その音丸は、ようやく驚きから脱したのか、
「いつもありがとうございます。百合絵さん」
と百合絵に向かって丁寧に頭を下げている。
「ラポール・ファミリオ・グループの創業祭に落語が入るのは初めてなんですってね」
「らしいですね。オペラとフラメンコの間に一席やったのは初めてです」
「珍しい体験でしたわね。でも〝天狗さばき〟楽しかったですわ」
「百合絵さんも今夜はこちらにお泊りですか?」
「ええ。明日も音丸さんの落語を聞いてから帰りますわ。じゃあ、夕食に参りますので。ごめんあそばせ」
華族のご令嬢のような挨拶をして百合絵は玄関から出て行った。
龍平は仲間達に呼ばれて、
「後で音丸さんの部屋に行くね」
と囁くと音丸と別れた。
まだ光っているサイリウムをズボンのポケットに突っ込んで、六人の仲間とエレベーターに乗った。
新郎である先輩が用意してくれたのは、ツインルーム二部屋である。六人なのでエキストベッドを入れて一部屋に三人ずつ泊まることになる。
龍平は最初からエキストラベッドを希望した。
今となっては後悔しているが、龍平は大学入学時にゲイだと自己紹介してしまったのだ。
アメリカにいた時は普通にカミングアウトしていたから同じノリで言ったのだが、なかなか微妙な問題だったらしい。
もちろん誰も表立って差別などしなかった。まして大学を卒業した今となってはわざわざ口にする者もいない。けれど異性愛者たちが同性愛者を怖れる空気は伝わって来る。
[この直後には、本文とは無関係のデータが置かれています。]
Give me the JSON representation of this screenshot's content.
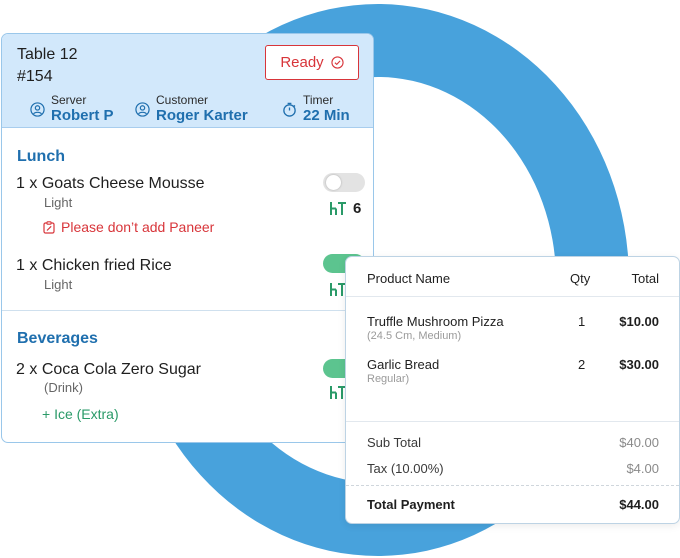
{
  "colors": {
    "accent_blue": "#1f6fae",
    "ring": "#48a2dc",
    "header_bg": "#d2e8fb",
    "ready_red": "#d8353a",
    "toggle_on": "#5cc48f",
    "extra_green": "#2a9a68"
  },
  "order": {
    "table": "Table 12",
    "number": "#154",
    "status_button": "Ready",
    "status_icon": "check-circle-icon",
    "meta": {
      "server_label": "Server",
      "server_value": "Robert P",
      "customer_label": "Customer",
      "customer_value": "Roger Karter",
      "timer_label": "Timer",
      "timer_value": "22 Min"
    },
    "sections": [
      {
        "title": "Lunch",
        "items": [
          {
            "qty": "1",
            "x": "x",
            "name": "Goats Cheese Mousse",
            "variant": "Light",
            "note": "Please don’t add Paneer",
            "toggle_on": false,
            "count": "6"
          },
          {
            "qty": "1",
            "x": "x",
            "name": "Chicken fried Rice",
            "variant": "Light",
            "toggle_on": true
          }
        ]
      },
      {
        "title": "Beverages",
        "items": [
          {
            "qty": "2",
            "x": "x",
            "name": "Coca Cola Zero Sugar",
            "variant": "(Drink)",
            "extra": "+ Ice (Extra)",
            "toggle_on": true
          }
        ]
      }
    ]
  },
  "bill": {
    "headers": {
      "product": "Product Name",
      "qty": "Qty",
      "total": "Total"
    },
    "rows": [
      {
        "name": "Truffle Mushroom Pizza",
        "sub": "(24.5 Cm, Medium)",
        "qty": "1",
        "total": "$10.00"
      },
      {
        "name": "Garlic Bread",
        "sub": "Regular)",
        "qty": "2",
        "total": "$30.00"
      }
    ],
    "sub_total_label": "Sub Total",
    "sub_total_value": "$40.00",
    "tax_label": "Tax (10.00%)",
    "tax_value": "$4.00",
    "total_label": "Total Payment",
    "total_value": "$44.00"
  }
}
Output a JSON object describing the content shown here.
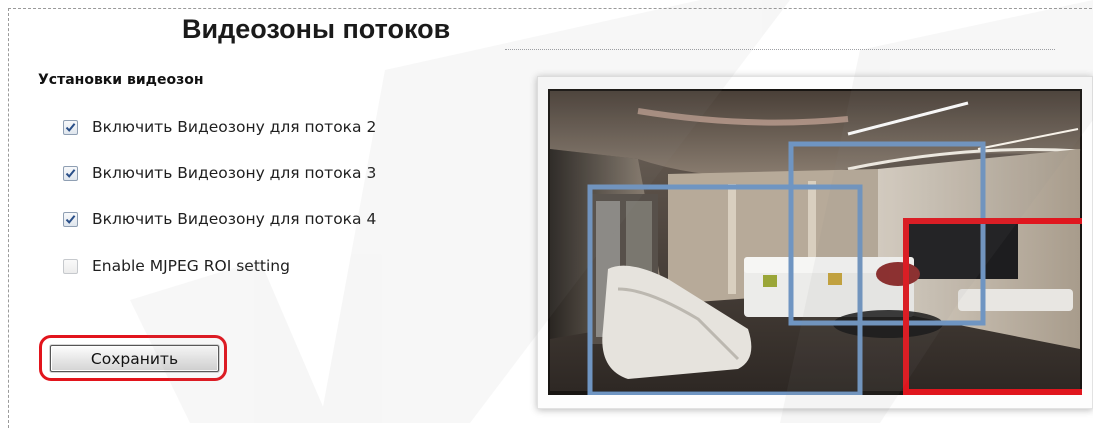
{
  "page": {
    "title": "Видеозоны потоков"
  },
  "settings": {
    "heading": "Установки видеозон",
    "options": [
      {
        "label": "Включить Видеозону для потока 2",
        "checked": true
      },
      {
        "label": "Включить Видеозону для потока 3",
        "checked": true
      },
      {
        "label": "Включить Видеозону для потока 4",
        "checked": true
      },
      {
        "label": "Enable MJPEG ROI setting",
        "checked": false
      }
    ],
    "save_label": "Сохранить"
  },
  "preview": {
    "zones": [
      {
        "kind": "stream-zone",
        "color": "#6f95c2"
      },
      {
        "kind": "stream-zone",
        "color": "#6f95c2"
      },
      {
        "kind": "stream-zone",
        "color": "#e0161e"
      }
    ]
  },
  "colors": {
    "highlight": "#e2141c",
    "zone_blue": "#6f95c2",
    "zone_red": "#e0161e",
    "checkbox_check": "#2a4f88"
  }
}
在学中にゼミ合宿で察したのだ。同性愛者と並んで寝れば襲われるかも知れない。おちおち眠ってはいられない。
どうもそう怖れているらしい。
いや、待ってくれ。
自分は単に同性愛者であって強姦魔ではないのだ。
などとわざわざ言うのも変である。
そこで今回も自らツインベッドの片方ではなく、エキストラベッドを選択したのだ。
だが、いざ六階のツインルームに入れば、また六人が集まって宴会である。引き出物に入っていた大手まんじゅうや仕入れて来た魚肉ソーやポテチなどを肴に酒を吞む。
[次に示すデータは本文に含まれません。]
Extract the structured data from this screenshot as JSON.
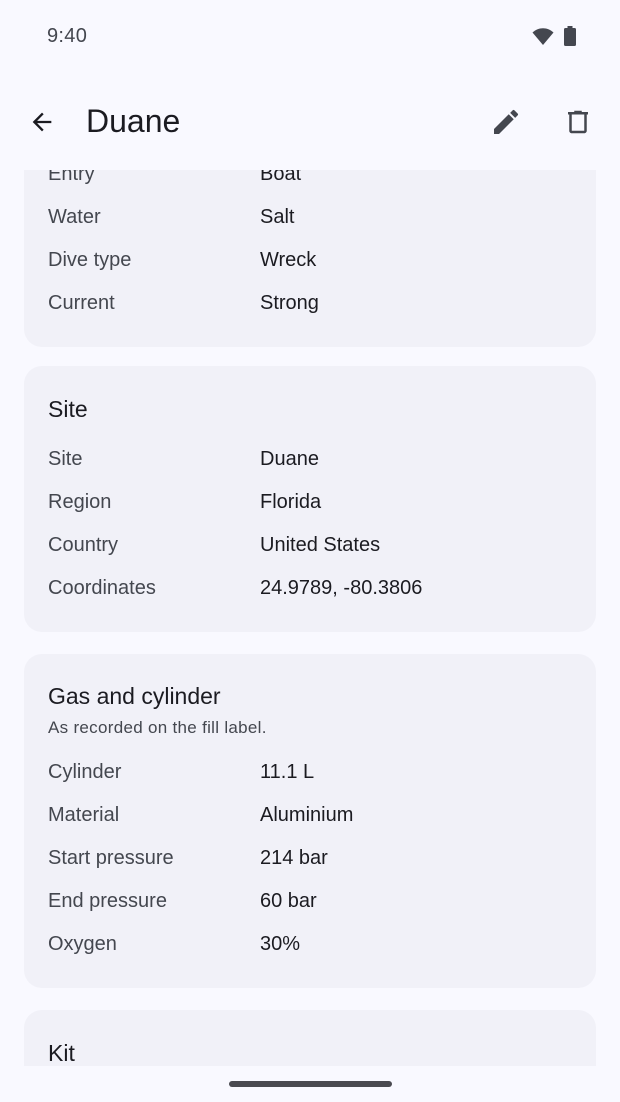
{
  "status_bar": {
    "time": "9:40",
    "icons": [
      "wifi-icon",
      "battery-icon"
    ]
  },
  "app_bar": {
    "title": "Duane",
    "back_icon": "arrow-back-icon",
    "edit_icon": "pencil-icon",
    "delete_icon": "trash-icon"
  },
  "conditions_card": {
    "rows": [
      {
        "label": "Entry",
        "value": "Boat"
      },
      {
        "label": "Water",
        "value": "Salt"
      },
      {
        "label": "Dive type",
        "value": "Wreck"
      },
      {
        "label": "Current",
        "value": "Strong"
      }
    ]
  },
  "site_card": {
    "title": "Site",
    "rows": [
      {
        "label": "Site",
        "value": "Duane"
      },
      {
        "label": "Region",
        "value": "Florida"
      },
      {
        "label": "Country",
        "value": "United States"
      },
      {
        "label": "Coordinates",
        "value": "24.9789, -80.3806"
      }
    ]
  },
  "gas_card": {
    "title": "Gas and cylinder",
    "subtitle": "As recorded on the fill label.",
    "rows": [
      {
        "label": "Cylinder",
        "value": "11.1 L"
      },
      {
        "label": "Material",
        "value": "Aluminium"
      },
      {
        "label": "Start pressure",
        "value": "214 bar"
      },
      {
        "label": "End pressure",
        "value": "60 bar"
      },
      {
        "label": "Oxygen",
        "value": "30%"
      }
    ]
  },
  "kit_card": {
    "title": "Kit"
  },
  "colors": {
    "background": "#f9f9ff",
    "card": "#f1f1f8",
    "text_primary": "#1b1b21",
    "text_secondary": "#44474f"
  }
}
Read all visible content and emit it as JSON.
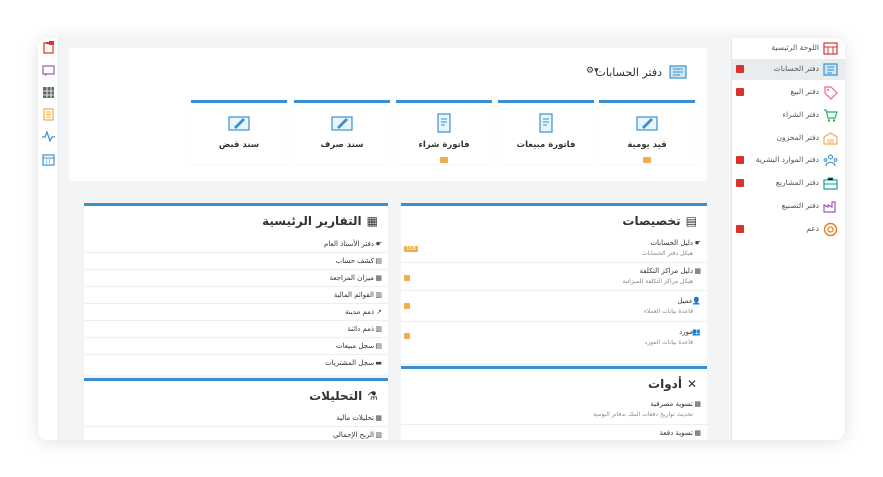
{
  "sidebar": {
    "items": [
      {
        "label": "اللوحة الرئيسية",
        "icon": "dashboard-icon",
        "badge": false,
        "active": false
      },
      {
        "label": "دفتر الحسابات",
        "icon": "ledger-icon",
        "badge": true,
        "active": true
      },
      {
        "label": "دفتر البيع",
        "icon": "tag-icon",
        "badge": true,
        "active": false
      },
      {
        "label": "دفتر الشراء",
        "icon": "cart-icon",
        "badge": false,
        "active": false
      },
      {
        "label": "دفتر المخزون",
        "icon": "warehouse-icon",
        "badge": false,
        "active": false
      },
      {
        "label": "دفتر الموارد البشرية",
        "icon": "people-icon",
        "badge": true,
        "active": false
      },
      {
        "label": "دفتر المشاريع",
        "icon": "briefcase-icon",
        "badge": true,
        "active": false
      },
      {
        "label": "دفتر التصنيع",
        "icon": "factory-icon",
        "badge": false,
        "active": false
      },
      {
        "label": "دعم",
        "icon": "lifebuoy-icon",
        "badge": true,
        "active": false
      }
    ]
  },
  "strip": {
    "icons": [
      "clipboard-icon",
      "chat-icon",
      "grid-icon",
      "notes-icon",
      "pulse-icon",
      "calendar-icon"
    ]
  },
  "header": {
    "title": "دفتر الحسابات",
    "gear": "⚙▾"
  },
  "tiles": [
    {
      "label": "قيد يومية",
      "badge": true
    },
    {
      "label": "فاتورة مبيعات",
      "badge": false
    },
    {
      "label": "فاتورة شراء",
      "badge": true
    },
    {
      "label": "سند صرف",
      "badge": false
    },
    {
      "label": "سند قبض",
      "badge": false
    }
  ],
  "allocations": {
    "title": "تخصيصات",
    "rows": [
      {
        "label": "دليل الحسابات",
        "sub": "هيكل دفتر الحسابات",
        "badge": "158",
        "icon": "☛"
      },
      {
        "label": "دليل مراكز التكلفة",
        "sub": "هيكل مراكز التكلفة للميزانية",
        "badge": "5",
        "icon": "▦"
      },
      {
        "label": "عميل",
        "sub": "قاعدة بيانات العملاء",
        "badge": "5",
        "icon": "👤"
      },
      {
        "label": "مورد",
        "sub": "قاعدة بيانات المورد",
        "badge": "5",
        "icon": "👥"
      }
    ]
  },
  "tools": {
    "title": "أدوات",
    "rows": [
      {
        "label": "تسوية مصرفية",
        "sub": "تحديث تواريخ دفعات البنك بدفاتر اليومية",
        "icon": "▦"
      },
      {
        "label": "تسوية دفعة",
        "sub": "",
        "icon": "▦"
      }
    ]
  },
  "reports": {
    "title": "التقارير الرئيسية",
    "rows": [
      {
        "label": "دفتر الأستاذ العام",
        "icon": "☛"
      },
      {
        "label": "كشف حساب",
        "icon": "▤"
      },
      {
        "label": "ميزان المراجعة",
        "icon": "▦"
      },
      {
        "label": "القوائم المالية",
        "icon": "▥"
      },
      {
        "label": "ذمم مدينة",
        "icon": "↗"
      },
      {
        "label": "ذمم دائنة",
        "icon": "▥"
      },
      {
        "label": "سجل مبيعات",
        "icon": "▤"
      },
      {
        "label": "سجل المشتريات",
        "icon": "▬"
      }
    ]
  },
  "analytics": {
    "title": "التحليلات",
    "rows": [
      {
        "label": "تحليلات مالية",
        "icon": "▦"
      },
      {
        "label": "الربح الإجمالي",
        "icon": "▥"
      }
    ]
  },
  "colors": {
    "accent": "#3a8fd0",
    "badge_red": "#d9342b",
    "badge_orange": "#f0ad4e"
  }
}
既に大分アルコールが回っているから、部屋割りも何もなく床で眠り始める者までいる。
その騒ぎをこれ幸いと龍平は部屋を抜け出した。
吹き抜けを囲む唐草模様の手摺りを掴んで、スキップせんばかりにエレベーターホールに向かう。
音丸の部屋は十二階である。
エレベーター内の鏡に写してネクタイをきちんと結び直す。
音丸はその際に相手のネクタイを外すのが大好きなのだ。下着を脱がせるような性的興奮を覚えるらしい。変態か?
鼻歌まじりに少しばかり乱れた髪も手櫛で整えて十二階で降りる。
大いに浮かれて音丸の部屋のドアチャイムを鳴らしたのだが、予想外の夜が待っていた。